Лагерь уже продувал осенний ветер, который срывал тучи песчаной пыли, которая скрипела на зубах и выедала глаза. Дарница лежала на береговых песках, которыми и без того колобродил ветер, и все было серо от песчаной пыли, и бараки, и люди, и их одежда и лица. Соколиный глаз в Мироновом кармане был холодным, как и все вокруг, пронизанное сильным осенним холодом. Однажды вечером в сумерках к Мирону подошел, словно тень, Петро Гультайчук. Он и так был худой, а тут высох до щепки, хотя кормили их овсяной баландой наполовину с остями, чтобы были здоровы, как лошади. Петро тихо сел на краешек кладки подальше от Мирона. У него и теперь на одной ноге был ботинок, а на другой сапог с отрезанным голенищем. Не успел бедолага обуться в комиссарские сапоги, хотя такого добра в захваченных большевистских эшелонах достаточно было не на один галицкий корпус
- Извините, пане поручику, что не сажусь ближе, - сказал он виновато. – Нас в бараке, извиняюсь, доедают вши, а у вас, может, их и нет. Но я не про это, - перешел на шепот Гультайчук. – Хотел вас просить, чтобы не падали духом.

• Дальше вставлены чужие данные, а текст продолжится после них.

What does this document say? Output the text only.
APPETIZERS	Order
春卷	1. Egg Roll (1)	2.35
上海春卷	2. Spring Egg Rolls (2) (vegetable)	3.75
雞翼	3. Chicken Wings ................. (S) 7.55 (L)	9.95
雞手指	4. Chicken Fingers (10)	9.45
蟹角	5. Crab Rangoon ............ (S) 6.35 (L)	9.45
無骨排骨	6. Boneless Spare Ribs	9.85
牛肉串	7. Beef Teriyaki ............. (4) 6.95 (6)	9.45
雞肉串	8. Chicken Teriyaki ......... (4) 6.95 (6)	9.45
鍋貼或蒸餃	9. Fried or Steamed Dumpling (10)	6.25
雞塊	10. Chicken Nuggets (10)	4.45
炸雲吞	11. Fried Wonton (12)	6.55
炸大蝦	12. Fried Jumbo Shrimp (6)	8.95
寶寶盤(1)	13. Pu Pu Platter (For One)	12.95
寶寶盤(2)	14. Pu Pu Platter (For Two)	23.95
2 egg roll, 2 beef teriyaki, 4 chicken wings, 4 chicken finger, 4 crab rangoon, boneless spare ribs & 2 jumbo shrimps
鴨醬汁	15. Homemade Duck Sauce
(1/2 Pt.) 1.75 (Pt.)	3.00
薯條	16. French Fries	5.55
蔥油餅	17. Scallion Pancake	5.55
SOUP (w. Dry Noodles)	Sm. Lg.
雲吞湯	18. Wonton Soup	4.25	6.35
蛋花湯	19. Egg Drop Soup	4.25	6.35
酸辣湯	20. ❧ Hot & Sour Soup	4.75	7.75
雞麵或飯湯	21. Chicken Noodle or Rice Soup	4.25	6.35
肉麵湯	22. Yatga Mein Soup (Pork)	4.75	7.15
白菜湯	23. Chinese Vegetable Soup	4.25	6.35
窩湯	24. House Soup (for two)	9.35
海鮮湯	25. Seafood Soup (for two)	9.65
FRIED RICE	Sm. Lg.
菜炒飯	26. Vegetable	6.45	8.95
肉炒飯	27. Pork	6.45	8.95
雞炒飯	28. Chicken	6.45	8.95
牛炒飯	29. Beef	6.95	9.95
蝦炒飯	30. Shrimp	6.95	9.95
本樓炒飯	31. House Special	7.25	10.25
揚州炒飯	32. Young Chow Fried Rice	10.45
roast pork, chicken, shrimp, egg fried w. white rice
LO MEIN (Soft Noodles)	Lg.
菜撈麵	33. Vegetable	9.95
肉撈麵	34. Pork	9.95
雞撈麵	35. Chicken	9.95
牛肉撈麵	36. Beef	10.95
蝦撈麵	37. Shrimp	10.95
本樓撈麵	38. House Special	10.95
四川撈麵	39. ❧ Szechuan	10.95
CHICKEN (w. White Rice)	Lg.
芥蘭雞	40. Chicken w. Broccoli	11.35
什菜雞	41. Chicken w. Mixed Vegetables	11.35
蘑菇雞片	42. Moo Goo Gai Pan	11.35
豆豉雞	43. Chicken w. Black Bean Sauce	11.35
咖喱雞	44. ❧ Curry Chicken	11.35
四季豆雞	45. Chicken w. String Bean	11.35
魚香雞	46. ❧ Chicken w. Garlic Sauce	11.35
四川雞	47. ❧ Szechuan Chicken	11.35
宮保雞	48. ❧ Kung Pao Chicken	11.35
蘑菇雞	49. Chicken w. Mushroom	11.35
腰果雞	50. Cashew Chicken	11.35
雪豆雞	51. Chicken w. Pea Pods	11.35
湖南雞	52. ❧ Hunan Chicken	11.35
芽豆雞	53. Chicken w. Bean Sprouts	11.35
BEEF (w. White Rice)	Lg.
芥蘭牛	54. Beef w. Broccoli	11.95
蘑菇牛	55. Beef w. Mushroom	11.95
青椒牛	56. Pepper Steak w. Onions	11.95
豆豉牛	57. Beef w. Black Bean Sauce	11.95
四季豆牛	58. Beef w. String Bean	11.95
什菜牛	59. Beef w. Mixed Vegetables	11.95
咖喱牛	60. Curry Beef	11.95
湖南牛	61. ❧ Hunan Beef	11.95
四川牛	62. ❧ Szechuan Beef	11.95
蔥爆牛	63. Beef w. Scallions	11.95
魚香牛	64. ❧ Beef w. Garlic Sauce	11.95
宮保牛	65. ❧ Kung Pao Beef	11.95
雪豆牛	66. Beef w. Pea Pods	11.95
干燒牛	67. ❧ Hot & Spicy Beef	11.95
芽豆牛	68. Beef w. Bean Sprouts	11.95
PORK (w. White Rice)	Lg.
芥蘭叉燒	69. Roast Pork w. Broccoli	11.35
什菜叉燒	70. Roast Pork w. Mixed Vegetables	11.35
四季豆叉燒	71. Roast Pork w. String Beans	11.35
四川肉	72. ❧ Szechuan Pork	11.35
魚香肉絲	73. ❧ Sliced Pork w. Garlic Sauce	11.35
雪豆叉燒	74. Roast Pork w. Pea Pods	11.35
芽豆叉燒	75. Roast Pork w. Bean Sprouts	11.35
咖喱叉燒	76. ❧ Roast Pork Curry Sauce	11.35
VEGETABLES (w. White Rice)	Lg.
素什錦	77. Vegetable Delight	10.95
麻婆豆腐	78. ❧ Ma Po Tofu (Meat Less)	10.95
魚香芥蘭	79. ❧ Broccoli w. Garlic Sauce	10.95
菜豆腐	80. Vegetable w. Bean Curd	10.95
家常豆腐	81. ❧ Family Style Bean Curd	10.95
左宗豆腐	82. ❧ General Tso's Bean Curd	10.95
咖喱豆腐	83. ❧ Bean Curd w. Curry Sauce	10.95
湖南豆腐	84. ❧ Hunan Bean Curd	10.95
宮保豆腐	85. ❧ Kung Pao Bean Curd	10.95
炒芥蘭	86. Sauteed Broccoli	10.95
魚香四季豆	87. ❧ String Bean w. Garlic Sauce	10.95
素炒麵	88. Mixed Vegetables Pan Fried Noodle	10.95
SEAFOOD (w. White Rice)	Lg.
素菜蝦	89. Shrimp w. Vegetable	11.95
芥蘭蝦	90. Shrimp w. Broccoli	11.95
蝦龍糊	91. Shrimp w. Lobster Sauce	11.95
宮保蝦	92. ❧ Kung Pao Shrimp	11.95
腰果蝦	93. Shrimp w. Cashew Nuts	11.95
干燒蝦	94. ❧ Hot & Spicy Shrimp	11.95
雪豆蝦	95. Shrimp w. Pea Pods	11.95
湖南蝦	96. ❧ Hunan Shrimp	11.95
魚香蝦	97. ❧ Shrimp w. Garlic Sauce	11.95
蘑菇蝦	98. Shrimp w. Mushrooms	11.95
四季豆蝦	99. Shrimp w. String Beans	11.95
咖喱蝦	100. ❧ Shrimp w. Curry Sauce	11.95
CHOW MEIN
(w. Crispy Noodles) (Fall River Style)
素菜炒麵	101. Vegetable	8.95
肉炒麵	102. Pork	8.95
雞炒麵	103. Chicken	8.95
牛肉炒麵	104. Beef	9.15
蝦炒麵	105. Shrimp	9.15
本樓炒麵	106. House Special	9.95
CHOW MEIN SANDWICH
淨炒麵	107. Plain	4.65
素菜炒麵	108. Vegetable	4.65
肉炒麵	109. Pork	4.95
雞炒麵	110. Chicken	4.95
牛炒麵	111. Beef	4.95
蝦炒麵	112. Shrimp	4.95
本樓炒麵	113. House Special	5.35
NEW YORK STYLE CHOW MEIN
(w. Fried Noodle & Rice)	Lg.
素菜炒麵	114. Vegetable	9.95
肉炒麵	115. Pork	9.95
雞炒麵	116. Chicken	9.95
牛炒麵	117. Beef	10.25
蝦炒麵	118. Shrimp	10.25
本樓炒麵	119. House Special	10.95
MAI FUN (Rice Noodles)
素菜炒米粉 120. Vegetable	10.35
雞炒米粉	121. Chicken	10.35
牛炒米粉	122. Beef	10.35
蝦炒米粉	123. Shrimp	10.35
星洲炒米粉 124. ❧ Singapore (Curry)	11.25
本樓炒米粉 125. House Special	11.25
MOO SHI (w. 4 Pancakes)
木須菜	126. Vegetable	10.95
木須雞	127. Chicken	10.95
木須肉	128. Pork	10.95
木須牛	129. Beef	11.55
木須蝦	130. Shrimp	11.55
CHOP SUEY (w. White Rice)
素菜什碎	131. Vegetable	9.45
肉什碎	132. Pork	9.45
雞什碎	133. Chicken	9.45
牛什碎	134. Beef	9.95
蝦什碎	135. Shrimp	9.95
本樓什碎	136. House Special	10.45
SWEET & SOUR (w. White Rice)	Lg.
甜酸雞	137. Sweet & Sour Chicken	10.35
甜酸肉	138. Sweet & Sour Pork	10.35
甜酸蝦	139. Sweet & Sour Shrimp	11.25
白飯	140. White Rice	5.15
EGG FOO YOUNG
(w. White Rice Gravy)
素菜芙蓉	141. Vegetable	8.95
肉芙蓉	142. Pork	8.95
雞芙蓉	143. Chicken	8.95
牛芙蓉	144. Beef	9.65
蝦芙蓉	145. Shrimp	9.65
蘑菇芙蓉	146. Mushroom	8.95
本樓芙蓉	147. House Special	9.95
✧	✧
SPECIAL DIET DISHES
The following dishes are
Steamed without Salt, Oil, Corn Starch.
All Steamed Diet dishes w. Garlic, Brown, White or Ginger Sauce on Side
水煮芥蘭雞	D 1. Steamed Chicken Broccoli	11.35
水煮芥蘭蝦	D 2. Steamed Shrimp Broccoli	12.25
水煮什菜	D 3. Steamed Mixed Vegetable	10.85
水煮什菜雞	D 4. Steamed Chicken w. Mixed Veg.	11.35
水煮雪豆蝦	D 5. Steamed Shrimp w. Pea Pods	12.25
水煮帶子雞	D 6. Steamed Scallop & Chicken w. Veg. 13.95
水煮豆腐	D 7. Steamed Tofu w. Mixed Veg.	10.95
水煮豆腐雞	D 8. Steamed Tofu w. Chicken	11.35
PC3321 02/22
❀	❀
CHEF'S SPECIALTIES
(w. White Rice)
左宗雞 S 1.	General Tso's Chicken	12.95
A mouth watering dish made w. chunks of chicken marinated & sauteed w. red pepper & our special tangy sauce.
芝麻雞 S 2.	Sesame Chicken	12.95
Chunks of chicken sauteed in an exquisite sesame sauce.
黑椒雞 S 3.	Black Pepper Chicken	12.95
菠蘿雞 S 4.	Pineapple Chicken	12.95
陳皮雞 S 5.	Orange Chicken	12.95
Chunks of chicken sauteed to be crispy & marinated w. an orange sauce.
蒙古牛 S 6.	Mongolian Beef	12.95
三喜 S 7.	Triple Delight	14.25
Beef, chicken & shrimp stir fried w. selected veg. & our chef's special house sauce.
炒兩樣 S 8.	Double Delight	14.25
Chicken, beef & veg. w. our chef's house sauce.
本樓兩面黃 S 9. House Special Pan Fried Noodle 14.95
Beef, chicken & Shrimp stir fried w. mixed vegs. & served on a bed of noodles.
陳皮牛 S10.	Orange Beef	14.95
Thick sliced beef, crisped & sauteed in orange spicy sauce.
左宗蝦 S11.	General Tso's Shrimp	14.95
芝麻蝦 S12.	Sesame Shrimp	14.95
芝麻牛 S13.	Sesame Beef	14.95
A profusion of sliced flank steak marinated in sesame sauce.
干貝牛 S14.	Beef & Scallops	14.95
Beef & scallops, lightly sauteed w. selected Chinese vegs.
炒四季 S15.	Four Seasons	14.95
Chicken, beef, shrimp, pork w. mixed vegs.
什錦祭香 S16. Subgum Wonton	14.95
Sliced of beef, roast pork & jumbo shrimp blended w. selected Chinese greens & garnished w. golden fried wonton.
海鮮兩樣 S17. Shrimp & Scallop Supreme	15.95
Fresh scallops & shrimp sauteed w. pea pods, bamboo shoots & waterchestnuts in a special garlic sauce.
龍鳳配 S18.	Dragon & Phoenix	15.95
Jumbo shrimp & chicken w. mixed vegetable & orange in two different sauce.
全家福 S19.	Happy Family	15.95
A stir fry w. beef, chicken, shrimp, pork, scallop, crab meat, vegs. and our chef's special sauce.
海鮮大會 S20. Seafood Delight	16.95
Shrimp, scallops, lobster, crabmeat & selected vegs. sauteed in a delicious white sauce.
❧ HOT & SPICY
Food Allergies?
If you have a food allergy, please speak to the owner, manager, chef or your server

Мы с Михасем Працивым дали себе слово: когда будем бежать, вынесем вас на руках.
- Благодарю, - сказал Мирон. – Но если представится случай, бегите без меня.
Гультайчук вздохнул громче, чем говорил:
- Боже, как я себя тешил, когда мы войдем в Киев, что война кончится, а чем все окончилось? Нельзя человеку так сильно радоваться. Тогда и печали будет меньше. Это я заметил давно. Но не падайте духом, пане поручик.
Гультайчук поднялся, и так тихо вышел из барака, как будто бы он не касался земли. Однажды к Мирону подсел деникинец в красных погонах, с которым Горняк подрался в ходе своего ареста, и сказал, что не держит на него зла, хотя тот поручик был из враждебной ему армии. Он снял бы с Мирона кандалы, если бы он при людях попросил у него прощения и пообещал, что больше не будет распускать руки. Деникинец был сильный, широкий в плечах, но с лица добродушный, и из-за полных румяных щек он даже был похож на веселую девку. Теперь все они были веселыми, так как Добровольческая армия уверенно шла на Москву, генерал Мамонтов уже взял Воронеж. “Вот как разобьем Петлюру, - сказал “бык”, - то отпустим вас домой, потом отобьем Галичину у поляков, и вы будете наши. Чего же нам ссориться?” Мирон молчал и смотрел себе под ноги, так как возле щиколотки кандалы натерли красные рубцы.
- Умный ты, галичанин, - сказал деникинец, - но смотри, веди себя смирно, тогда доживешь до счастливых времен. И если не попросишь у меня прощения, то мне придется смыть свой позор кровью.
77
Прошел месяц плена, который Мирону показался как год. Холода усиливались, а пленные не имели теплой одежды, бараки не отапливали, холод донимал и днем, и ночью. Стрельцы начали болеть. Уполномоченные от старшин пошли жаловаться коменданту
лагеря Осликовскому на их “собачье содержание”. Полковник Осликовский их “успокоил” тем, что в начале октября всех пленных переведут на угольные шахты Донбасса. Там вас и оденут теплее, и обуют, и от вшей избавят. Стало понятно, что нужно как можно быстрее бежать. Хорунжий Василь Гречаник попросил коменданта, чтобы с пленного Горняка сняли кандалы.